Thursday, May 14, 2015
I grew up in a neighborhood that was mostly boys. I had one brother, and our three male cousins lived next door. When I was young, I saw us all as equals--kids who liked bikes, bugs, fishing and baseball. And at that age, I was right.
But when I became a teenager, everything changed. I was nothing like other girls. They wore makeup and flirted with boys and smoked and drank and knew things. I didn't know anything, especially about boys. Sure, I could put a worm on a hook for a boy or throw a football around with them, but that other stuff? Pfft. Clueless. Whoever passed out the "How To Be A Girl" manual definitely missed my mailbox.
So when I became pregnant, I realized that I desperately wanted to mother boys. Only boys. In fact, the idea of raising a girl was so foreign to me that I was in a bit of a panic. I'm the type of person who learns from experience. I didn't even know how to be a girl. How could I be successful in raising one? Even in my twenties, all my best friends were male. When I sat down to consider what skills I had to raise a girl, I came up with bupkis. I was completely ill-prepared for the task.
I got lucky and had sons. But I have friends who have both daughters and sons, and they tell me they are the opposite of me: completely comfortable raising their daughters and in foreign territory with their sons. Of course I can understand exactly what they mean. But I started thinking about what kind of mother I am that makes me more suited to raising boys over girls, and the only thing I felt strongly about was that I'm comfortable with who I am and confident in my convictions as an adult.
So? you might say. That doesn't sound gender-specific at all. And you'd be right. In fact, if anything I'm more girly now than I was when I was younger. I hate bugs and video games and sports (well, OK, not hockey). I love flowers and pretty shoes and sappy, romantic movies that make me cry and dressing up. These are not exactly traits I share with my boys. And when they want to go camping, I tell them to go talk to their father.
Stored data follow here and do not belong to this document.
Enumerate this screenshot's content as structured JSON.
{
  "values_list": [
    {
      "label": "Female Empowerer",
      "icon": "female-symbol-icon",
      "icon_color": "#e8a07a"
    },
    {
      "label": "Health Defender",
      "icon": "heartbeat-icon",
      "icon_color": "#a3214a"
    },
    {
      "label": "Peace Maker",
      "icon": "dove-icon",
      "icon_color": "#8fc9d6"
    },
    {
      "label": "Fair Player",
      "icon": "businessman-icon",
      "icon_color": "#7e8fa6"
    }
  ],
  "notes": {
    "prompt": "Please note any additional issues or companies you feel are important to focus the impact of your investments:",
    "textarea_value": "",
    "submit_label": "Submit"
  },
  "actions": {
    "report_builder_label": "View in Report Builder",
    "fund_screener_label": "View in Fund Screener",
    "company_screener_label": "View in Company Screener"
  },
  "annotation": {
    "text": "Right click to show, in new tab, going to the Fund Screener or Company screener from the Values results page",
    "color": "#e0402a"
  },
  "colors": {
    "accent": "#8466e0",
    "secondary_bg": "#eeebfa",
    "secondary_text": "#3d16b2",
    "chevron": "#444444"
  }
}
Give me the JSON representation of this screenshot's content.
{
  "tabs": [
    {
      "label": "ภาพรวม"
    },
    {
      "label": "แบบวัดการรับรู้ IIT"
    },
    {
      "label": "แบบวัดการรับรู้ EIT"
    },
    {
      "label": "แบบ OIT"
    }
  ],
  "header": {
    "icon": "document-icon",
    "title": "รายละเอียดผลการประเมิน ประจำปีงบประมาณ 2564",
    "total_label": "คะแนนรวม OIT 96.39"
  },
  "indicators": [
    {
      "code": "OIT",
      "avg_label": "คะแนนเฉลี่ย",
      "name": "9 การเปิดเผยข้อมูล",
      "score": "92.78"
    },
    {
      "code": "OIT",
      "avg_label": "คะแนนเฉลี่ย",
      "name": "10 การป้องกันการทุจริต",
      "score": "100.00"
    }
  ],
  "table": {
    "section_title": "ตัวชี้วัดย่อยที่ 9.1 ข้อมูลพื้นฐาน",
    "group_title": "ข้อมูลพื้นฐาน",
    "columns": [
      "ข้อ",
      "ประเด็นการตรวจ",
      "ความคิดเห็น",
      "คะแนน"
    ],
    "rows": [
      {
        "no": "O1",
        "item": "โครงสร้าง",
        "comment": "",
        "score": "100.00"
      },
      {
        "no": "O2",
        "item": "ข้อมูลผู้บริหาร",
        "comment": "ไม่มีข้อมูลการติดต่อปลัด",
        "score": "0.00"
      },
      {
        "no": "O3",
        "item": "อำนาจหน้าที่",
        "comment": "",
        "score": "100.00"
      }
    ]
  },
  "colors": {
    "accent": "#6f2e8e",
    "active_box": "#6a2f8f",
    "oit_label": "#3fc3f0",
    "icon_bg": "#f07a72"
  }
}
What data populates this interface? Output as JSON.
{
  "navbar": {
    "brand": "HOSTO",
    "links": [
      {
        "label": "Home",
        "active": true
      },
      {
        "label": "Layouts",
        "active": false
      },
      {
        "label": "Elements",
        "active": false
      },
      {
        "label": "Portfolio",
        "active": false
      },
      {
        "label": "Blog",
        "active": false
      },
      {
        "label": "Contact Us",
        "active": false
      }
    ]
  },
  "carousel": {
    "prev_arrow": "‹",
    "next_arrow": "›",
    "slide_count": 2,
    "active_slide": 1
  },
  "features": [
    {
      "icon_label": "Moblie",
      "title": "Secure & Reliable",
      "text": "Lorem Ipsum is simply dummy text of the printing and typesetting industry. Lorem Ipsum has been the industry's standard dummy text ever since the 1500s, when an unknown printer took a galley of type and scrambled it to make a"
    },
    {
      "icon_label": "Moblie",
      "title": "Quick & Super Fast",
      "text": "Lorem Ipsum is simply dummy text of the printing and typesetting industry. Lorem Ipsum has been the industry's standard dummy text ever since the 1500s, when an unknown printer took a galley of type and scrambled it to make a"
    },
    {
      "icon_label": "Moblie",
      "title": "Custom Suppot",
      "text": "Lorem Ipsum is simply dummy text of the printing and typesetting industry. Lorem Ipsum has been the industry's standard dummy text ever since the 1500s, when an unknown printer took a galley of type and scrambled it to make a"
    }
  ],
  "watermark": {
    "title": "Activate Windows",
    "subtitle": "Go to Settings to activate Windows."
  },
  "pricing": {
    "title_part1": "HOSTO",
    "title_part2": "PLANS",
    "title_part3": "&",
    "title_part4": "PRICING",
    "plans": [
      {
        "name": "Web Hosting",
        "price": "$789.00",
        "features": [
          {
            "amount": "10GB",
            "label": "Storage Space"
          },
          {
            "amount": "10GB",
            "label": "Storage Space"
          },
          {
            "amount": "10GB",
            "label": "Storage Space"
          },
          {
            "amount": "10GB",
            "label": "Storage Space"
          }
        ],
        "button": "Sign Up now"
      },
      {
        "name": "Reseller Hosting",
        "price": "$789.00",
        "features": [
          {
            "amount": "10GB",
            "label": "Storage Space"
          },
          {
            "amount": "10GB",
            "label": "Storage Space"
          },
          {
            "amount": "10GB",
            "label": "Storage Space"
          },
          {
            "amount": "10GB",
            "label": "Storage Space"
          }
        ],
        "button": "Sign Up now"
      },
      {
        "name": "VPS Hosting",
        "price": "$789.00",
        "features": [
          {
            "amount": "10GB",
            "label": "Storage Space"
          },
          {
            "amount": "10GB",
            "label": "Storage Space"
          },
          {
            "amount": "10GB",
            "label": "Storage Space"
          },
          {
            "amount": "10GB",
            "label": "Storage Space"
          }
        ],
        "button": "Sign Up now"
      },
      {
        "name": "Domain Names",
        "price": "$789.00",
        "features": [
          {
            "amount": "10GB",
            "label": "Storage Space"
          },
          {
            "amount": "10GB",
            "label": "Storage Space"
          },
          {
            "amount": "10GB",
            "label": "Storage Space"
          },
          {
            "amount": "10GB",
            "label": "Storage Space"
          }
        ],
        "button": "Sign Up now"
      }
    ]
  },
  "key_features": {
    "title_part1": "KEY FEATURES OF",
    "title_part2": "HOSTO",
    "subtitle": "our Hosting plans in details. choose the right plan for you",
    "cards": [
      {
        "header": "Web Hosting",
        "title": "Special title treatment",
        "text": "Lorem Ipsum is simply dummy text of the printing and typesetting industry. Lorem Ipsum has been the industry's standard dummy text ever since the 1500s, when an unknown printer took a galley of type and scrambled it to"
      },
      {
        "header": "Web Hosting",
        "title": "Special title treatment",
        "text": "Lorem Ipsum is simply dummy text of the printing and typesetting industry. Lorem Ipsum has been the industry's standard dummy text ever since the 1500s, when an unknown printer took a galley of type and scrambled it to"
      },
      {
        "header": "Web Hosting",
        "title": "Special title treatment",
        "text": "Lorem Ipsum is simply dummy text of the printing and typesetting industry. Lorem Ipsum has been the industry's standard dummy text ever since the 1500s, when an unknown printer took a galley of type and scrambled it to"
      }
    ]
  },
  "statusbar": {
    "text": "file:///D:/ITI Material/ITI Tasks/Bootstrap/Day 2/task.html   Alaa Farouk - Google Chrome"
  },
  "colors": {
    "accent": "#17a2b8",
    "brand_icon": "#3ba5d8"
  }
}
But here's what I figured out: I'm not my sons' friend, so it's OK if I don't share certain interests with them. I love them with all my heart and I'm here to teach them how to be confident, capable, respectable and self-sufficient. But I also want them to be compassionate, fair, tender and thoughtful. And the best way to do that is to teach by example. I set standards for their behavior and I live by those standards myself. I'm not hypocritical and I'm always willing to listen to their side of the argument. Don't those parenting skills cover both genders? I think so.
All this tells me is that I would probably have done alright raising a girl. Sure, I might have had to call in the experts for some things. But the stuff that matters? I've got that down. The rest, they'll figure out on their own just like I did. I'm not teaching them how to be men and I wouldn't have to teach a girl how to be a woman. That's biology and it will happen regardless of what type of parent I am. I'm raising humans. Sure, it would be nice to have someone to help me do my hair and nails and watch weepy movies with once in a while. But as long as my kids grow up to be respectful of others and their world, and they build lives that they're proud of, I'm OK watching chick flicks alone.